Chaque vendredi, on découvre ensemble une planche de l'immense collection de la Cité de la bande dessinée et de l'image d'Angoulême qui propose jusqu'en août 2026 une exposition fascinante et sans cesse renouvelée : Trésors des Collections. Dans la section Humour, découvrez la planche #14 : Touïs!
Le mot du commissaire de l'exposition, Jean-Pierre Mercier
Moment important de la vie de Pilote, Le Sergent Laterreur, bande fugace mais marquante qui parut entre 1971 et 1973, avait une génération d’avance pour le jeu du trait, le récit, les onomatopées.
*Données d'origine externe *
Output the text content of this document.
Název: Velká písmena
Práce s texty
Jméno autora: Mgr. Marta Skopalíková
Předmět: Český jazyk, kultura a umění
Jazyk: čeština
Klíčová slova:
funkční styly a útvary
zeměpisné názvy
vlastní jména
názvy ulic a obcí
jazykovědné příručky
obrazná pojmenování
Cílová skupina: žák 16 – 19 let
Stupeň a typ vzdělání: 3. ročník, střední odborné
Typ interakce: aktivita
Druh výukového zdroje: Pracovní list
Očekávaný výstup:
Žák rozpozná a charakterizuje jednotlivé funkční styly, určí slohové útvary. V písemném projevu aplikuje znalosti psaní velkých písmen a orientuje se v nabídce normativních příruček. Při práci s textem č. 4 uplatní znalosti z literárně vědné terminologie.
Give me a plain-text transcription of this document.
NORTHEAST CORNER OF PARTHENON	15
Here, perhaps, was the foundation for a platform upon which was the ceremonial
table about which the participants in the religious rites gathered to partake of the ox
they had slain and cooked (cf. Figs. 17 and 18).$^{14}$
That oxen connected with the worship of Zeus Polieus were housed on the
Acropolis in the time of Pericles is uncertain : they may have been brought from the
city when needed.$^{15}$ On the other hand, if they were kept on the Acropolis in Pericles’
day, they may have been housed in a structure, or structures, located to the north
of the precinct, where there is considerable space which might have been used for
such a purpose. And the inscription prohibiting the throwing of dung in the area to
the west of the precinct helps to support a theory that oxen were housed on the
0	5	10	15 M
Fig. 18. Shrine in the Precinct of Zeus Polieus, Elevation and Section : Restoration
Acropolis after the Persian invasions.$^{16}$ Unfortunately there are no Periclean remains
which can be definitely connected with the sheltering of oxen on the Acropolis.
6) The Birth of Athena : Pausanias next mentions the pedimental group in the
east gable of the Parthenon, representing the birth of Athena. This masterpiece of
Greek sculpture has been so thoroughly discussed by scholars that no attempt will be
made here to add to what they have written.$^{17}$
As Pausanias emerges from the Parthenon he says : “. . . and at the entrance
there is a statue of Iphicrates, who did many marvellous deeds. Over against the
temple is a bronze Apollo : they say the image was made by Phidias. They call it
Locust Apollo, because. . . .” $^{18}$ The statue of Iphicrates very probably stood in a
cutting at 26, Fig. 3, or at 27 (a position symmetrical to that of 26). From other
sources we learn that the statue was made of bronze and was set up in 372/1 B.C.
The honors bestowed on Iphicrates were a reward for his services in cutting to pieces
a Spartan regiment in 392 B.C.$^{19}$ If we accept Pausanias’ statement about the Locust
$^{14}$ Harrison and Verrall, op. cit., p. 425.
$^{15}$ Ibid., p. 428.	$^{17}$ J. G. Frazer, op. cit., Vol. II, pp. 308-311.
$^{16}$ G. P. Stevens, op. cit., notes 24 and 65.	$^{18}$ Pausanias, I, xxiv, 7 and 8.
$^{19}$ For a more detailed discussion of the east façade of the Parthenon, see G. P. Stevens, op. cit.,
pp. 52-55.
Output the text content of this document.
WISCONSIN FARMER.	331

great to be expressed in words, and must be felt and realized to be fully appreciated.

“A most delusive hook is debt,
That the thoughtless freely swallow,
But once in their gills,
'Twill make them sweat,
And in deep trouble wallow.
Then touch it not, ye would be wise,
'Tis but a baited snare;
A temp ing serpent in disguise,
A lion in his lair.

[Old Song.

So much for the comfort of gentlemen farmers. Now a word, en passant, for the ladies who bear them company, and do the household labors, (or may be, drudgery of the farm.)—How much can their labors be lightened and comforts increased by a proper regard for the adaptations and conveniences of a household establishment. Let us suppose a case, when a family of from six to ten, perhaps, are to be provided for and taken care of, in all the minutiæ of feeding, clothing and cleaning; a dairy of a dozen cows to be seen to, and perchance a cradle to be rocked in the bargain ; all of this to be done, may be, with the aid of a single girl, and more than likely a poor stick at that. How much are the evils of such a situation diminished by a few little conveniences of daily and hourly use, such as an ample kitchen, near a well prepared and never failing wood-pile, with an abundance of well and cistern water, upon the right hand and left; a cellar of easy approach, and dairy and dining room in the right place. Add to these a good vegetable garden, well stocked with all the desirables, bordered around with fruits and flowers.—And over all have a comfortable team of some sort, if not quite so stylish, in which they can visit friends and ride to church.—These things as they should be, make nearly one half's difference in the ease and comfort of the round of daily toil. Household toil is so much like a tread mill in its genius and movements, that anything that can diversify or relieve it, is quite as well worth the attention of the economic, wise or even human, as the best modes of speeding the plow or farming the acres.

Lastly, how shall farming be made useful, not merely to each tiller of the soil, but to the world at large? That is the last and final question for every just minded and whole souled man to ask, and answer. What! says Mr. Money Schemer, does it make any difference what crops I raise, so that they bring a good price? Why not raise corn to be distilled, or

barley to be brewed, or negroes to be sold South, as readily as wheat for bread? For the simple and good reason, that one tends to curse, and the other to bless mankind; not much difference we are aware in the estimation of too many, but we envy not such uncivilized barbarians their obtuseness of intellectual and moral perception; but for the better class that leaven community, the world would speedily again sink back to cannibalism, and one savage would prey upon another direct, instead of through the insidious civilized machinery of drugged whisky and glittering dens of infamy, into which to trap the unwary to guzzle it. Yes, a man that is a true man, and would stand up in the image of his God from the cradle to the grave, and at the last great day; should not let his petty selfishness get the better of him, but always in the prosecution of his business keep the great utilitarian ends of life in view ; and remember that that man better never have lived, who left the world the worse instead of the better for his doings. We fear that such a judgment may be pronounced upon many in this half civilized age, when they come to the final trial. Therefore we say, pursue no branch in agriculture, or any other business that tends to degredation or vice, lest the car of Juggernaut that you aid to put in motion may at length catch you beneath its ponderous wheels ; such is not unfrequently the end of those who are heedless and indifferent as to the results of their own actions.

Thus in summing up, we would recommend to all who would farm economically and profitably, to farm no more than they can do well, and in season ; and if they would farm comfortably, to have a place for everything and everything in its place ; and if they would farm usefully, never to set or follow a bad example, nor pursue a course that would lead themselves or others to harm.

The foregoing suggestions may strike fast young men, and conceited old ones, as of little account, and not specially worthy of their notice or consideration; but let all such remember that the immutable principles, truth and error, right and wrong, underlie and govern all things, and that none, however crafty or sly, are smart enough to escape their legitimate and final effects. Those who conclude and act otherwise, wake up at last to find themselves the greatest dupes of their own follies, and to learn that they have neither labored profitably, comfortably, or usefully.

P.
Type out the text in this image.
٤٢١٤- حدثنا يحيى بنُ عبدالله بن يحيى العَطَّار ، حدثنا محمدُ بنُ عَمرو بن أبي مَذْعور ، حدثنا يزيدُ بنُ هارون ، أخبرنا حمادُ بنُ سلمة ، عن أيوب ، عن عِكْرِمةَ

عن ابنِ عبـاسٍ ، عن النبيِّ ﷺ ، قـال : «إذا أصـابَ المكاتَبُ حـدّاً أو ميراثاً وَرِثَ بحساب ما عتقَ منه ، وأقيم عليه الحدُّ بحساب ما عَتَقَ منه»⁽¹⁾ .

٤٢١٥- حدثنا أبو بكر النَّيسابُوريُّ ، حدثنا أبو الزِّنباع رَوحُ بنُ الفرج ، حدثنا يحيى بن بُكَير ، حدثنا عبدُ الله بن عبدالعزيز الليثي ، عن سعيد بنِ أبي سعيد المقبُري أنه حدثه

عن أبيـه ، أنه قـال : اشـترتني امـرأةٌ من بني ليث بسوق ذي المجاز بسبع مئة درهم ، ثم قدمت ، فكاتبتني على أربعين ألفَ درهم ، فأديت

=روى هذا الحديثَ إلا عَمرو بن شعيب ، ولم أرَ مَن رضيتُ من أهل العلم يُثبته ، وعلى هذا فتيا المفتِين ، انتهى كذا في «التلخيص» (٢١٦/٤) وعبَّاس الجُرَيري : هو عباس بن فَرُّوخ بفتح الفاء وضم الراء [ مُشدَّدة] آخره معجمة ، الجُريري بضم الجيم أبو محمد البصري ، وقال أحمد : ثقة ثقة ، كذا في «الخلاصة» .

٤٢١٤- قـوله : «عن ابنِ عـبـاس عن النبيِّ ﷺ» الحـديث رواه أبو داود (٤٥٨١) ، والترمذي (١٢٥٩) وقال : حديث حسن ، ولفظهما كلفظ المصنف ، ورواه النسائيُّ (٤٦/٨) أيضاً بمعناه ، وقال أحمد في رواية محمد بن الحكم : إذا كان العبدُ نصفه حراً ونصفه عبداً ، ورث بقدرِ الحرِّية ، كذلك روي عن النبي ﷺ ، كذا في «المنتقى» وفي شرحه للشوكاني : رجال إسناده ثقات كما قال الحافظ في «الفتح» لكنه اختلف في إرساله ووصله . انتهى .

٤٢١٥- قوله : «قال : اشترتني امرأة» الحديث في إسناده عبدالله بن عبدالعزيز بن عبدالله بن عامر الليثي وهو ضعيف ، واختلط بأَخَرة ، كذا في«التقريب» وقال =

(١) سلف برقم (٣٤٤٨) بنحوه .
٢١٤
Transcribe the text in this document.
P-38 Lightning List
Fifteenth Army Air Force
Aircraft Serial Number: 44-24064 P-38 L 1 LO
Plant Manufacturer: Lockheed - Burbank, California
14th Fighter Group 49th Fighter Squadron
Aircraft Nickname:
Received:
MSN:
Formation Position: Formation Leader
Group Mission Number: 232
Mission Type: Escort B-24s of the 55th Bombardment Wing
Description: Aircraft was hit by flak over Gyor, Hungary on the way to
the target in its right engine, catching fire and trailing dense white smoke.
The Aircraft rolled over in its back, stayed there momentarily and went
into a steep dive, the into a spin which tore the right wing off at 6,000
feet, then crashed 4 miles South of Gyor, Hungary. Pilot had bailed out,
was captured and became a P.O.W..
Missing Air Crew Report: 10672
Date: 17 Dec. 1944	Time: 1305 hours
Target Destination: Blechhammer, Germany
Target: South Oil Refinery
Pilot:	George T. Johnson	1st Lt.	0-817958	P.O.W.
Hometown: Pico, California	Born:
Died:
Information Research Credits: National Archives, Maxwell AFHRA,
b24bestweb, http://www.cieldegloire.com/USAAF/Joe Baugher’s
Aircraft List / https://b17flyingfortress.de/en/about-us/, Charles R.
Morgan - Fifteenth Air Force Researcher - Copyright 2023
Reprenant alors le genre éculé de l’humour militaire, les auteurs belges Touïs, alias Vivian Miessen (dessin) et Frydman (scénario) y injectent une bonne dose d’absurde et d’anarchisme, rejouant éternellement la confrontation entre le petit sergent borné et le gros soldat, comme du Laurel et Hardy à l’envers : ici c’est le petit qui martyrise le gros (de la troupe; cet énorme troufion symbolise la multitude des biffins qui subissent et obéissent en claquant des talons), et tout se termine dans le désastre et les explosions (d’obus, de colère).
Du point de vue stylistique, cette série est un OVNI : amples traits sinueux, couleurs contrastées posées en aplat, usage incroyablement novateur des bulles et des onomatopées. On peut penser aux pages de Lyonel Feininger, aux dessinateurs underground Moscoso ou Griffin, ou peut-être encore au Guy Peellaert de la période Pravda et Jodelle... Il n’empêche, Le Sergent Laterreur est inclassable, et il est resté sans réelle postérité. Touïs et Frydman ont rapidement déserté le champ de la bande dessinée, pour aller exercer leurs talents dans le dessin animé.
Quelques recueils incomplets du Sergent ont paru dans les années 1980, et les fans de la série se languissaient jusqu’à ce que l’éditeur L’Association ne produise en 2009 une intégrale qui fait désormais autorité. Après tout, c’est normal pour un sergent.
Le mot du chroniqueur de ZOO, par Frédéric Grivaud
Bien qu’il ait principalement fait carrière dans l’animation, et plus particulièrement sur des adaptations d’univers BD (Asterix, Corto Maltese, Les Schtroumpfs, Picha, Tintin, Lucky Luke…) Touïs s’est aussi essayé à la bande dessinée, notamment par le biais de ce Sergent Laterreur, scénarisé par son compère Gérald Frydman, pour le compte de Pilote.
Il n’est alors pas question de proposer quelque chose de « sophistiqué », mais d’efficace, aux limites de l’archétype militaire avec le terrifiant sergent qui s’acharne sur son sous fifre pour compenser les brimades de ses propres supérieurs.
Le trait est donc à l’avenant, vif, presque un coup de griffe sur la page, on est plongé dans une joyeuse parodie de la vie de soldat en caserne, avec le langage qui suit.
Sur cette page, tous ceux qui ont vécu l’expérience de la marche au pas reconnaissent immédiatement la douceur de l’expérience, rythmée par ce cri scandé à gorge déployée auxquels répondent des gestes brusques… Tout y est, les expressions, l’ambiance et cet humour décalé qui fonctionne immédiatement.
En marge de toutes ces grandes séries qui ont animé la revue, Sergent Laterreur reste un ovni, bien heureusement réhabilité par l’Association en 2006.